The DV standard also supports PCM (pulse code modulation) stereo, thereby supporting CD-quality 16-bit audio. Alternatively, 12-bit mode can be used to record two pairs of audio tracks – one for stereo sound recorded at the time of the video and one for music or narration added later. The net result is that DV video information is carried in a nominal 25 Mbit/s data stream – which increases to 36 Mbit/s when audio and the various control and error correction data is taken into account.

DV’s principal problem is that, unlike MPEG-2, it isn’t scalable. It was designed for recording to tape with a fixed 25 Mbit/s data rate. This, and its limited colour capacity (4:2:0 or 4:1:1, meaning that there’s half as much colour information as brightness), mean many consider it unsuitable for professional post-production. For NLE, the data rate is too high for off-line editing and too low for high-end effects and graphics-heavy work. The launch of Panasonic’s DVCPRO50 in 1998 – which doubled the data rate to 50 Mbit/s and expands the colour depth to a professional 4:2:2 – extended DV’s application to the higher end. JVC’s Digital-S (or D9) format records an identical 50 Mbit/s DV bitstream to VHS-sized cassettes. The quality of both formats has been compared to Digital Betacam, yet at the time they were less than half the price.

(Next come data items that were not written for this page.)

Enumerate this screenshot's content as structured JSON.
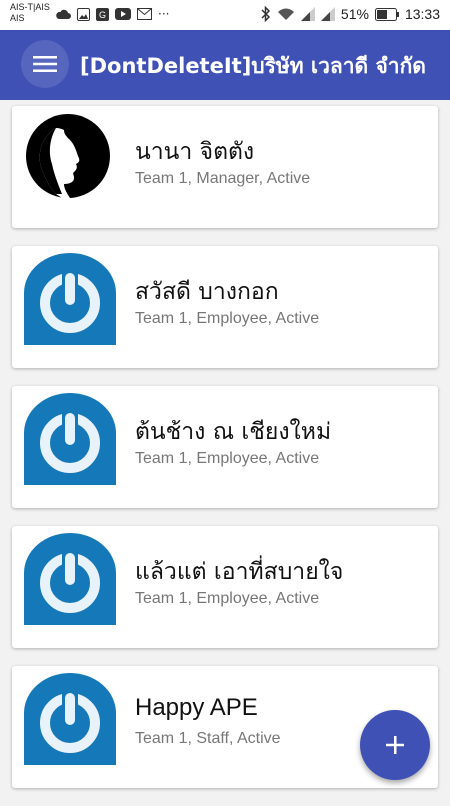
{
  "status_bar": {
    "carrier_line1": "AIS-T|AIS",
    "carrier_line2": "AIS",
    "more": "···",
    "battery": "51%",
    "time": "13:33"
  },
  "app_bar": {
    "title": "[DontDeleteIt]บริษัท เวลาดี จำกัด",
    "accent_color": "#3f51b5"
  },
  "employees": [
    {
      "name": "นานา จิตตัง",
      "details": "Team 1, Manager, Active",
      "avatar": "woman-silhouette-icon"
    },
    {
      "name": "สวัสดี บางกอก",
      "details": "Team 1, Employee, Active",
      "avatar": "power-logo-icon"
    },
    {
      "name": "ต้นช้าง ณ เชียงใหม่",
      "details": "Team 1, Employee, Active",
      "avatar": "power-logo-icon"
    },
    {
      "name": "แล้วแต่ เอาที่สบายใจ",
      "details": "Team 1, Employee, Active",
      "avatar": "power-logo-icon"
    },
    {
      "name": "Happy APE",
      "details": "Team 1, Staff, Active",
      "avatar": "power-logo-icon"
    }
  ],
  "fab": {
    "label": "+"
  }
}
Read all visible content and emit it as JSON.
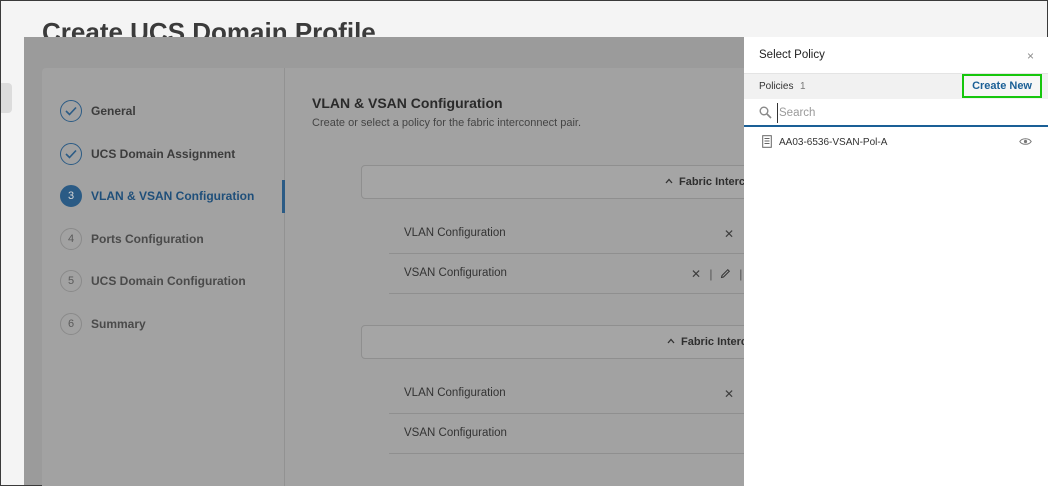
{
  "page": {
    "title": "Create UCS Domain Profile"
  },
  "steps": [
    {
      "number": "",
      "label": "General",
      "state": "done"
    },
    {
      "number": "",
      "label": "UCS Domain Assignment",
      "state": "done"
    },
    {
      "number": "3",
      "label": "VLAN & VSAN Configuration",
      "state": "active"
    },
    {
      "number": "4",
      "label": "Ports Configuration",
      "state": "pending"
    },
    {
      "number": "5",
      "label": "UCS Domain Configuration",
      "state": "pending"
    },
    {
      "number": "6",
      "label": "Summary",
      "state": "pending"
    }
  ],
  "content": {
    "title": "VLAN & VSAN Configuration",
    "subtitle": "Create or select a policy for the fabric interconnect pair.",
    "fabric_a": {
      "header": "Fabric Interc",
      "rows": [
        {
          "label": "VLAN Configuration"
        },
        {
          "label": "VSAN Configuration"
        }
      ]
    },
    "fabric_b": {
      "header": "Fabric Interc",
      "rows": [
        {
          "label": "VLAN Configuration"
        },
        {
          "label": "VSAN Configuration"
        }
      ]
    }
  },
  "drawer": {
    "title": "Select Policy",
    "close_icon": "×",
    "policies_label": "Policies",
    "policies_count": "1",
    "create_new_label": "Create New",
    "search_placeholder": "Search",
    "policies": [
      {
        "name": "AA03-6536-VSAN-Pol-A"
      }
    ]
  },
  "colors": {
    "accent": "#1a5f96",
    "highlight_border": "#16c60c",
    "overlay": "#9b9b9b"
  }
}
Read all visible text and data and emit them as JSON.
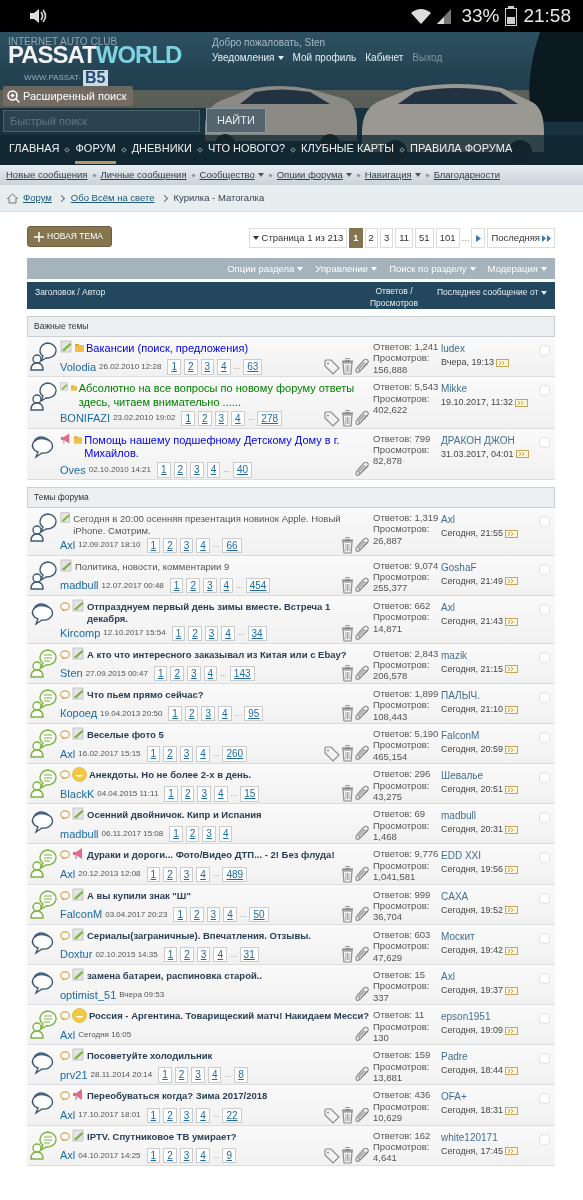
{
  "status_bar": {
    "battery": "33%",
    "time": "21:58"
  },
  "header": {
    "tagline": "INTERNET AUTO CLUB",
    "logo_main": "PASSAT",
    "logo_accent": "WORLD",
    "logo_site": "WWW.PASSAT-",
    "logo_badge": "B5",
    "welcome": "Добро пожаловать, Sten",
    "user_links": [
      {
        "label": "Уведомления",
        "dropdown": true,
        "dim": false
      },
      {
        "label": "Мой профиль",
        "dropdown": false,
        "dim": false
      },
      {
        "label": "Кабинет",
        "dropdown": false,
        "dim": false
      },
      {
        "label": "Выход",
        "dropdown": false,
        "dim": true
      }
    ],
    "advanced_search": "Расширенный поиск",
    "search": {
      "placeholder": "Быстрый поиск"
    },
    "search_button": "НАЙТИ"
  },
  "nav": [
    {
      "label": "ГЛАВНАЯ",
      "selected": false
    },
    {
      "label": "ФОРУМ",
      "selected": true
    },
    {
      "label": "ДНЕВНИКИ",
      "selected": false
    },
    {
      "label": "ЧТО НОВОГО?",
      "selected": false
    },
    {
      "label": "КЛУБНЫЕ КАРТЫ",
      "selected": false
    },
    {
      "label": "ПРАВИЛА ФОРУМА",
      "selected": false
    }
  ],
  "subnav": [
    {
      "label": "Новые сообщения",
      "dropdown": false
    },
    {
      "label": "Личные сообщения",
      "dropdown": false
    },
    {
      "label": "Сообщество",
      "dropdown": true
    },
    {
      "label": "Опции форума",
      "dropdown": true
    },
    {
      "label": "Навигация",
      "dropdown": true
    },
    {
      "label": "Благодарности",
      "dropdown": false
    }
  ],
  "breadcrumb": [
    "Форум",
    "Обо Всём на свете",
    "Курилка - Матогалка"
  ],
  "new_topic": "НОВАЯ ТЕМА",
  "pagination": {
    "summary": "Страница 1 из 213",
    "pages": [
      {
        "label": "1",
        "selected": true
      },
      {
        "label": "2",
        "selected": false
      },
      {
        "label": "3",
        "selected": false
      },
      {
        "label": "11",
        "selected": false
      },
      {
        "label": "51",
        "selected": false
      },
      {
        "label": "101",
        "selected": false
      }
    ],
    "gap": "...",
    "last": "Последняя"
  },
  "tools": [
    "Опции раздела",
    "Управление",
    "Поиск по разделу",
    "Модерация"
  ],
  "columns": [
    "Заголовок / Автор",
    "Ответов / Просмотров",
    "Последнее сообщение от"
  ],
  "sections": [
    {
      "title": "Важные темы",
      "threads": [
        {
          "kind": "person",
          "unread": false,
          "prefix": {
            "kind": "pencil"
          },
          "sticky": true,
          "title": "Вакансии (поиск, предложения)",
          "color": "#0000ee",
          "author": "Volodia",
          "date": "26.02.2010 12:28",
          "pages": [
            "1",
            "2",
            "3",
            "4"
          ],
          "gap": "...",
          "last_page": "63",
          "tagged": true,
          "trash": true,
          "replies": "Ответов: 1,241",
          "views": "Просмотров: 156,888",
          "last_by": "ludex",
          "last_time": "Вчера, 19:13",
          "checked": false
        },
        {
          "kind": "person",
          "unread": false,
          "prefix": {
            "kind": "pencil"
          },
          "sticky": true,
          "title": "Абсолютно на все вопросы по новому форуму ответы здесь, читаем внимательно ......",
          "color": "#008000",
          "author": "BONIFAZI",
          "date": "23.02.2010 19:02",
          "pages": [
            "1",
            "2",
            "3",
            "4"
          ],
          "gap": "...",
          "last_page": "278",
          "tagged": true,
          "trash": true,
          "replies": "Ответов: 5,543",
          "views": "Просмотров: 402,622",
          "last_by": "Mikke",
          "last_time": "19.10.2017, 11:32",
          "checked": false
        },
        {
          "kind": "bubbles",
          "unread": false,
          "prefix": {
            "kind": "megaphone"
          },
          "sticky": true,
          "title": "Помощь нашему подшефному Детскому Дому в г. Михайлов.",
          "color": "#0000ee",
          "author": "Oves",
          "date": "02.10.2010 14:21",
          "pages": [
            "1",
            "2",
            "3",
            "4"
          ],
          "gap": "...",
          "last_page": "40",
          "tagged": false,
          "trash": false,
          "replies": "Ответов: 799",
          "views": "Просмотров: 82,878",
          "last_by": "ДРАКОН ДЖОН",
          "last_time": "31.03.2017, 04:01",
          "checked": false
        }
      ]
    },
    {
      "title": "Темы форума",
      "threads": [
        {
          "kind": "person",
          "unread": false,
          "prefix": {
            "kind": "pencil"
          },
          "sticky": false,
          "title": "Сегодня в 20:00 осенняя презентация новинок Apple. Новый iPhone. Смотрим.",
          "author": "Axl",
          "date": "12.09.2017 18:10",
          "pages": [
            "1",
            "2",
            "3",
            "4"
          ],
          "gap": "...",
          "last_page": "66",
          "tagged": false,
          "trash": true,
          "replies": "Ответов: 1,319",
          "views": "Просмотров: 26,887",
          "last_by": "Axl",
          "last_time": "Сегодня, 21:55",
          "checked": false
        },
        {
          "kind": "person",
          "unread": false,
          "prefix": {
            "kind": "pencil"
          },
          "sticky": false,
          "title": "Политика, новости, комментарии 9",
          "author": "madbull",
          "date": "12.07.2017 00:48",
          "pages": [
            "1",
            "2",
            "3",
            "4"
          ],
          "gap": "...",
          "last_page": "454",
          "tagged": false,
          "trash": true,
          "replies": "Ответов: 9,074",
          "views": "Просмотров: 255,377",
          "last_by": "GoshaF",
          "last_time": "Сегодня, 21:49",
          "checked": false
        },
        {
          "kind": "bubbles",
          "unread": true,
          "prefix": {
            "kind": "pencil"
          },
          "sticky": false,
          "title": "Отпразднуем первый день зимы вместе. Встреча 1 декабря.",
          "author": "Kircomp",
          "date": "12.10.2017 15:54",
          "pages": [
            "1",
            "2",
            "3",
            "4"
          ],
          "gap": "...",
          "last_page": "34",
          "tagged": false,
          "trash": true,
          "replies": "Ответов: 662",
          "views": "Просмотров: 14,871",
          "last_by": "Axl",
          "last_time": "Сегодня, 21:43",
          "checked": false
        },
        {
          "kind": "person-new",
          "unread": true,
          "prefix": {
            "kind": "pencil"
          },
          "sticky": false,
          "title": "А кто что интересного заказывал из Китая или с Ebay?",
          "author": "Sten",
          "date": "27.09.2015 00:47",
          "pages": [
            "1",
            "2",
            "3",
            "4"
          ],
          "gap": "...",
          "last_page": "143",
          "tagged": false,
          "trash": true,
          "replies": "Ответов: 2,843",
          "views": "Просмотров: 206,578",
          "last_by": "mazik",
          "last_time": "Сегодня, 21:15",
          "checked": false
        },
        {
          "kind": "person-new",
          "unread": true,
          "prefix": {
            "kind": "pencil"
          },
          "sticky": false,
          "title": "Что пьем прямо сейчас?",
          "author": "Короед",
          "date": "19.04.2013 20:50",
          "pages": [
            "1",
            "2",
            "3",
            "4"
          ],
          "gap": "...",
          "last_page": "95",
          "tagged": false,
          "trash": true,
          "replies": "Ответов: 1,899",
          "views": "Просмотров: 108,443",
          "last_by": "ПАЛЫЧ.",
          "last_time": "Сегодня, 21:10",
          "checked": false
        },
        {
          "kind": "person-new",
          "unread": true,
          "prefix": {
            "kind": "pencil"
          },
          "sticky": false,
          "title": "Веселые фото 5",
          "author": "Axl",
          "date": "16.02.2017 15:15",
          "pages": [
            "1",
            "2",
            "3",
            "4"
          ],
          "gap": "...",
          "last_page": "260",
          "tagged": true,
          "trash": true,
          "replies": "Ответов: 5,190",
          "views": "Просмотров: 465,154",
          "last_by": "FalconM",
          "last_time": "Сегодня, 20:59",
          "checked": false
        },
        {
          "kind": "person-new",
          "unread": true,
          "prefix": {
            "kind": "smiley"
          },
          "sticky": false,
          "title": "Анекдоты. Но не более 2-х в день.",
          "author": "BlackK",
          "date": "04.04.2015 11:11",
          "pages": [
            "1",
            "2",
            "3",
            "4"
          ],
          "gap": "...",
          "last_page": "15",
          "tagged": false,
          "trash": true,
          "replies": "Ответов: 296",
          "views": "Просмотров: 43,275",
          "last_by": "Шевалье",
          "last_time": "Сегодня, 20:51",
          "checked": false
        },
        {
          "kind": "bubbles",
          "unread": true,
          "prefix": {
            "kind": "pencil"
          },
          "sticky": false,
          "title": "Осенний двойничок. Кипр и Испания",
          "author": "madbull",
          "date": "06.11.2017 15:08",
          "pages": [
            "1",
            "2",
            "3",
            "4"
          ],
          "tagged": false,
          "trash": false,
          "replies": "Ответов: 69",
          "views": "Просмотров: 1,468",
          "last_by": "madbull",
          "last_time": "Сегодня, 20:31",
          "checked": false
        },
        {
          "kind": "person-new",
          "unread": true,
          "prefix": {
            "kind": "megaphone"
          },
          "sticky": false,
          "title": "Дураки и дороги... Фото/Видео ДТП... - 2! Без флуда!",
          "author": "Axl",
          "date": "20.12.2013 12:08",
          "pages": [
            "1",
            "2",
            "3",
            "4"
          ],
          "gap": "...",
          "last_page": "489",
          "tagged": false,
          "trash": true,
          "replies": "Ответов: 9,776",
          "views": "Просмотров: 1,041,581",
          "last_by": "EDD XXI",
          "last_time": "Сегодня, 19:56",
          "checked": false
        },
        {
          "kind": "person-new",
          "unread": true,
          "prefix": {
            "kind": "pencil"
          },
          "sticky": false,
          "title": "А вы купили знак \"Ш\"",
          "author": "FalconM",
          "date": "03.04.2017 20:23",
          "pages": [
            "1",
            "2",
            "3",
            "4"
          ],
          "gap": "...",
          "last_page": "50",
          "tagged": false,
          "trash": true,
          "replies": "Ответов: 999",
          "views": "Просмотров: 36,704",
          "last_by": "CAXA",
          "last_time": "Сегодня, 19:52",
          "checked": false
        },
        {
          "kind": "bubbles",
          "unread": true,
          "prefix": {
            "kind": "pencil"
          },
          "sticky": false,
          "title": "Сериалы(заграничные). Впечатления. Отзывы.",
          "author": "Doxtur",
          "date": "02.10.2015 14:35",
          "pages": [
            "1",
            "2",
            "3",
            "4"
          ],
          "gap": "...",
          "last_page": "31",
          "tagged": false,
          "trash": true,
          "replies": "Ответов: 603",
          "views": "Просмотров: 47,629",
          "last_by": "Москит",
          "last_time": "Сегодня, 19:42",
          "checked": false
        },
        {
          "kind": "bubbles",
          "unread": true,
          "prefix": {
            "kind": "pencil"
          },
          "sticky": false,
          "title": "замена батареи, распиновка старой..",
          "author": "optimist_51",
          "date": "Вчера 09:53",
          "tagged": false,
          "trash": false,
          "replies": "Ответов: 15",
          "views": "Просмотров: 337",
          "last_by": "Axl",
          "last_time": "Сегодня, 19:37",
          "checked": false
        },
        {
          "kind": "person-new",
          "unread": true,
          "prefix": {
            "kind": "smiley"
          },
          "sticky": false,
          "title": "Россия - Аргентина. Товарищеский матч! Накидаем Месси?",
          "author": "Axl",
          "date": "Сегодня 16:05",
          "tagged": false,
          "trash": false,
          "replies": "Ответов: 11",
          "views": "Просмотров: 130",
          "last_by": "epson1951",
          "last_time": "Сегодня, 19:09",
          "checked": false
        },
        {
          "kind": "bubbles",
          "unread": true,
          "prefix": {
            "kind": "pencil"
          },
          "sticky": false,
          "title": "Посоветуйте холодильник",
          "author": "prv21",
          "date": "28.11.2014 20:14",
          "pages": [
            "1",
            "2",
            "3",
            "4"
          ],
          "gap": "...",
          "last_page": "8",
          "tagged": false,
          "trash": false,
          "replies": "Ответов: 159",
          "views": "Просмотров: 13,881",
          "last_by": "Padre",
          "last_time": "Сегодня, 18:44",
          "checked": false
        },
        {
          "kind": "bubbles",
          "unread": true,
          "prefix": {
            "kind": "megaphone"
          },
          "sticky": false,
          "title": "Переобуваться когда? Зима 2017/2018",
          "author": "Axl",
          "date": "17.10.2017 18:01",
          "pages": [
            "1",
            "2",
            "3",
            "4"
          ],
          "gap": "...",
          "last_page": "22",
          "tagged": true,
          "trash": true,
          "replies": "Ответов: 436",
          "views": "Просмотров: 10,629",
          "last_by": "OFA+",
          "last_time": "Сегодня, 18:31",
          "checked": false
        },
        {
          "kind": "person-new",
          "unread": true,
          "prefix": {
            "kind": "pencil"
          },
          "sticky": false,
          "title": "IPTV. Спутниковое ТВ умирает?",
          "author": "Axl",
          "date": "04.10.2017 14:25",
          "pages": [
            "1",
            "2",
            "3",
            "4"
          ],
          "gap": "...",
          "last_page": "9",
          "tagged": true,
          "trash": true,
          "replies": "Ответов: 162",
          "views": "Просмотров: 4,641",
          "last_by": "white120171",
          "last_time": "Сегодня, 17:45",
          "checked": false
        }
      ]
    }
  ]
}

At the start of the new millennium a split had appeared in broadcasting, with the DV formats and MPEG-2 sitting on opposite sides. However, it appeared that a resolution was on the horizon. DV and ProMPEG are very similar to DCT-based, I-frame-only schemes and it was only a matter of time before someone built silicon to support them all. C-Cube and Matrox were the first to oblige, launching a codec chip in its Digituite DTV video card which supports DV25 and 50 as well as MPEG-2.

However, DCT isn’t the last word in compression, just a standard whose early development and suitability for real-time codecs chips attracted attention at the right time. Other currently under-developed technologies do promise better pictures at lower data rates. They include wavelet and fractal algorithms. The former has already been implemented in silicon and has the important advantage of both being moderately more efficient than M-JPEG and degrading more naturally, with images appearing grainy rather than blocky at higher compression levels. These alternatives are unlikely to overthrow DCT in broadcasting and consumer electronics. But in the broadband network delivery systems which are likely to replace traditional broadcasting over the next decade, it’s a different story. With increasingly powerful CPUs becoming commonplace, appropriate real-time decoder software can be delivered with the content.

Many companies are beginning to offer IP-based streaming solutions for video-on-demand across company intranets. Although MPEG is still the dominant technology, some suppliers have demonstrated other techniques that can stream VHS-quality video in as little as 512 Kbit/s – more than within the scope of the cable and ADSL broadband solutions expect to emerge over the coming years.